At the risk of making massive generalizations, everyone here is generally very attractive. In Nairobi, as a friend counseled me, everything is one to two notches more formal than it would be in the States. Even at this tech incubator – which in the States would be hoodies, sandals and jeans – you see a lot of well-dressed programmers in button downs, slacks or suits. There are some more casual folks too, but it’s the exception not the rule.

Devices

I haven’t seen a single iPad yet since arriving in Nairobi. I’m the only one here using a tablet (my Surface RT). There are a few netbooks here, but mostly it’s big beast laptops, probably about 30% Apple and the rest an assortment of Dells, Toshibas, HPs and the like. In the realm of smartphones, I have seen a few Windows Phones in the wild, but it’s still predominantly iPhones, Androids, and a larger number of Blackberries and older flip styles than we’re used to seeing in the States. I’m sure that outside of this tech bubble, it’s mostly feature phones. (Because smartphones aren’t terribly common, it makes it harder to take and share pictures without drawing undue attention to oneself. All of my photos so far have been in the confines of this office building.)

Driving

First off, it’s British driving rules here – left side of the road, a fair number of traffic circles. Traffic is not as chaotic as say, India (according to my travel companion – I’ve never been there myself), but it’s very aggressive. At rush hour, there’s a fair bit of traffic and foot patrols needed to untangle major intersection gridlock. And there’s lots of improvising and avoidances due to pedestrians and MASSIVE potholes in all but the most major roads. I’m fascinated by the traffic lights, which include a countdown timer to the light change (usually about 30 seconds worth of green and 60s worth of red, incidentally) If we tried that in America we’d get a whole bunch of drag races.

Social Responsibility

This is a really interesting one. A trend in Kenya right now is a growing focus on “Corporate Social Responsibility” (CSR).
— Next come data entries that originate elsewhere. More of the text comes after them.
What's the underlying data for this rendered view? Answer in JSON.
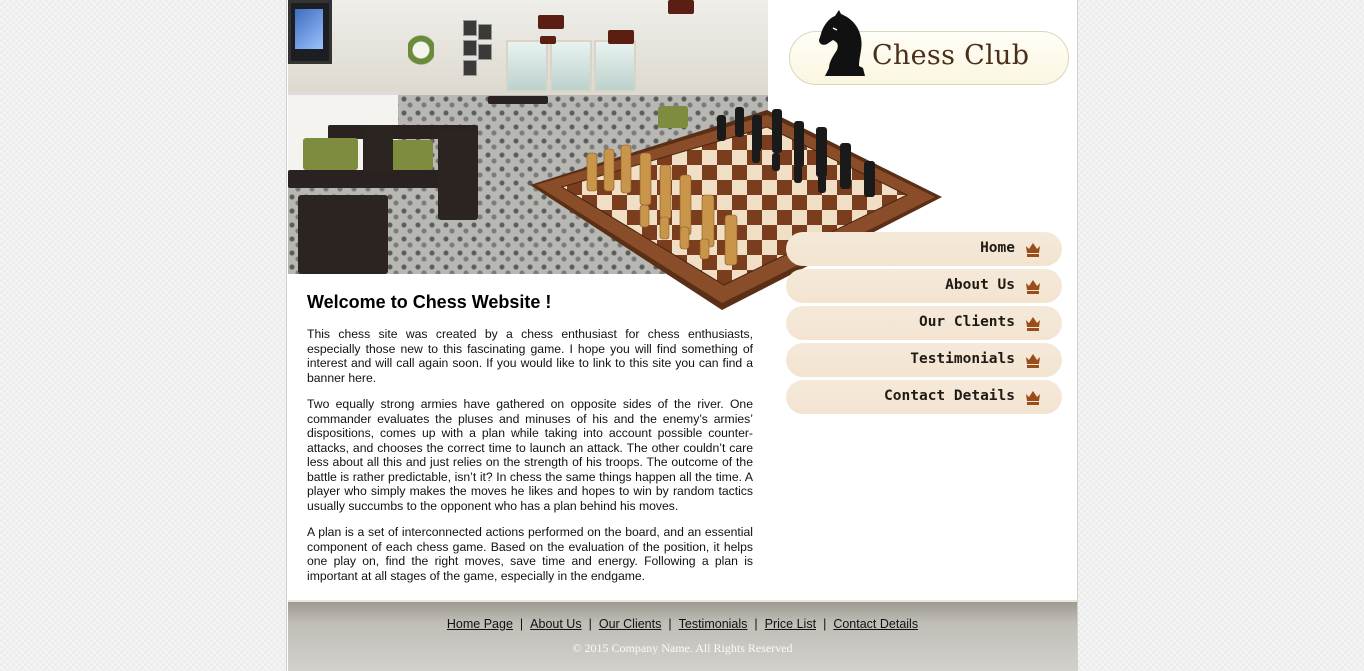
{
  "brand": {
    "title": "Chess Club"
  },
  "nav": {
    "items": [
      {
        "label": "Home"
      },
      {
        "label": "About Us"
      },
      {
        "label": "Our Clients"
      },
      {
        "label": "Testimonials"
      },
      {
        "label": "Contact Details"
      }
    ]
  },
  "content": {
    "heading": "Welcome to Chess Website !",
    "paragraphs": [
      "This chess site was created by a chess enthusiast for chess enthusiasts, especially those new to this fascinating game. I hope you will find something of interest and will call again soon. If you would like to link to this site you can find a banner here.",
      "Two equally strong armies have gathered on opposite sides of the river. One commander evaluates the pluses and minuses of his and the enemy’s armies’ dispositions, comes up with a plan while taking into account possible counter-attacks, and chooses the correct time to launch an attack. The other couldn’t care less about all this and just relies on the strength of his troops. The outcome of the battle is rather predictable, isn’t it? In chess the same things happen all the time. A player who simply makes the moves he likes and hopes to win by random tactics usually succumbs to the opponent who has a plan behind his moves.",
      "A plan is a set of interconnected actions performed on the board, and an essential component of each chess game. Based on the evaluation of the position, it helps one play on, find the right moves, save time and energy. Following a plan is important at all stages of the game, especially in the endgame."
    ]
  },
  "footer": {
    "links": [
      {
        "label": "Home Page"
      },
      {
        "label": "About Us"
      },
      {
        "label": "Our Clients"
      },
      {
        "label": "Testimonials"
      },
      {
        "label": "Price List"
      },
      {
        "label": "Contact Details"
      }
    ],
    "separator": "|",
    "copyright": "© 2015 Company Name. All Rights Reserved"
  },
  "icons": {
    "logo": "knight-icon",
    "nav_item": "crown-icon"
  },
  "colors": {
    "nav_background": "#f5e9d9",
    "logo_text": "#4a2f1c",
    "footer_background": "#bfbdb6"
  }
}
In a way, it seems the government adheres to this standard as well. The Open Kenya initiative shares government data with the public, and a number of startups have developed open source web apps and services that interpret and expose that data in useful ways. It’s not as if it’s a panacea of good behavior – there’s still corruption and exploitation out there – but it seems the momentum is to continue making progress in a positive direction.

Languages & Tribes

Kenya is really diverse. English is the official language and Swahili is the national language. Most signage is in English, but you’ll see ads (particularly digital) in Swahili as well. But many folks here are trilingual – there are also three tribal languages that and most everyone has strong identification with a particular tribe and their associated language. (my main contact, for example, volunteered that he is of the Kikuyu.) This diversity has led to political strife in the past but doesn’t seem to be a social issue on a day to day basis. As an American visiting, it’s a little less disorienting than I expected because of the wide prevalence of English in conversation and signage.

Mobile Payments

Mobile payments are pretty common, it seems – M-Pesa “till numbers” are all over, and you use that information to transfer money via phone to the businesses you’re frequenting. (You either need a national ID or a passport to set up an account.) Credit cards, on the other hand, are rather infrequently used outside of hotels and businesses catering to internationals – if you’re not set up for mobile payments, cash is the order of the day. (Even when credit cards are accepted, I’m told the transactions take a long time and are unreliable.)

I certainly don’t claim to have a deep understanding of the country or culture yet, but there’s so much to observe and learn. I’m enjoying my stay so far and today starts my own teaching adventure – I’m excited to see what questions my students bring to the table. And tonight we meet with our safari guide! More stories to come, I’m sure.